Жалкий вид У Чжунъи рождал в его сердце сочувствие. Что ни говори, за все десять лет совместной работы этот честный, добрый, уступчивый человек ни разу не давал повода всерьез рассердиться на него. Чжао даже подумалось: а может, поговорить с У наедине, выяснить, что произошло, и попытаться помочь товарищу? Но в следующее мгновение он понял: нет, это невозможно. Если тот действительно провинился, сам Чжао может оказаться втянутым в эту историю. Более того, нельзя исключить и того, что Чжунъи все-таки донесет на него. Чем серьезнее его дело, тем более вероятно, что он попытается таким способом облегчить свою участь. Чжао Чан, как и подобает научному работнику, был последователен в своих рассуждениях. Теперь ему предстояло добыть новые данные, чтобы сделать из них неопровержимые выводы.

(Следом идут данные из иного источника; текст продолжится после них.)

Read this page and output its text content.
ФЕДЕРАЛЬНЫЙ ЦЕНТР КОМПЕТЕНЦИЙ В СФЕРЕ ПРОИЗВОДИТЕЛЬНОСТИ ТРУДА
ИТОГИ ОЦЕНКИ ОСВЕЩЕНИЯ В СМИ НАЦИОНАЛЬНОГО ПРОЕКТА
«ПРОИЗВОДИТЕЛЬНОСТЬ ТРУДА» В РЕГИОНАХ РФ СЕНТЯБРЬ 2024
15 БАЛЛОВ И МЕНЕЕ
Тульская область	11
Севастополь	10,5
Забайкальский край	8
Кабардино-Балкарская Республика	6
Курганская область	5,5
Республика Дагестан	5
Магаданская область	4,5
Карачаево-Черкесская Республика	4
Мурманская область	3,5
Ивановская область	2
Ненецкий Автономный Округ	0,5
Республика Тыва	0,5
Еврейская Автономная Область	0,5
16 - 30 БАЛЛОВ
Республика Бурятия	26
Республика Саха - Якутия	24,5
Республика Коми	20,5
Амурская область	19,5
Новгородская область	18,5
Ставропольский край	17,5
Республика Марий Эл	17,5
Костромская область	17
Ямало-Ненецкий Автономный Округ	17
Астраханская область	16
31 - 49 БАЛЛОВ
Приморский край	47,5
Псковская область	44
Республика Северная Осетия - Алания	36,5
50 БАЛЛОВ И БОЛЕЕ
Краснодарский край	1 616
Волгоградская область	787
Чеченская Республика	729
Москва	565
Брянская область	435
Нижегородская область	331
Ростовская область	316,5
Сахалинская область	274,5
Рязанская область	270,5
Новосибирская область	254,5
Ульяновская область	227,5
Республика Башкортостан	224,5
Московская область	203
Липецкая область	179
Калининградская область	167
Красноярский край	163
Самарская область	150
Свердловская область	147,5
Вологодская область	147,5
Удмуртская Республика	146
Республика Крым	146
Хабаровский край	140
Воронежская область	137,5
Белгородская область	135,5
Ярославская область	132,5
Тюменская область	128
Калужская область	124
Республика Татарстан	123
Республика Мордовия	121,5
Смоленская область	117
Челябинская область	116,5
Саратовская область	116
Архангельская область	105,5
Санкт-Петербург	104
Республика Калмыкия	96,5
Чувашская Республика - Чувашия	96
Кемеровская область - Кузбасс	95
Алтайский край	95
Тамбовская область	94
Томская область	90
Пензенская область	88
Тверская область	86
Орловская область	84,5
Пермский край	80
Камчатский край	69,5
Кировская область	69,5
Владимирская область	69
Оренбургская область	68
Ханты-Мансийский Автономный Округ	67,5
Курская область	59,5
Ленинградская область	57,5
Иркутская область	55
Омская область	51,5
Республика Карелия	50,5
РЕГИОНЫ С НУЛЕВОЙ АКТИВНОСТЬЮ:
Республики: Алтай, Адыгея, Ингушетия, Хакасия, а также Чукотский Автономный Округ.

Перед обеденным перерывом Цуй Цзинчунь вдруг вызвал У Чжунъи для беседы. Спустя несколько минут Чжао Чан тоже вышел и стал прогуливаться по коридору. Выяснилось, что Цуй и У беседуют в кабинете сектора региональных проблем. Он постоял перед дверью, но голоса были приглушены, и ничего разобрать не удалось.

В столовой, наполненной вечно торопящимися сотрудниками и исходящим от котлов паром, Чжао Чан углядел Цуй Цзинчуня, одиноко сидевшего за дальним столиком. Держа в руках свою миску с рисом, он протиснулся к Цую, уселся рядом и тихо спросил:

— Чем это вы сейчас занимались с У Чжунъи?

Цуй Цзинчунь внимательно посмотрел на Чжао Чана и ответил безразличным тоном:

— Да ничем. Просто так, разговаривали.

— И что он сказал?

Цуй опять посмотрел на собеседника и ответил с тем же равнодушием:

— Ничего особенного. — Было ясно: он не намерен делиться с Чжао содержанием беседы.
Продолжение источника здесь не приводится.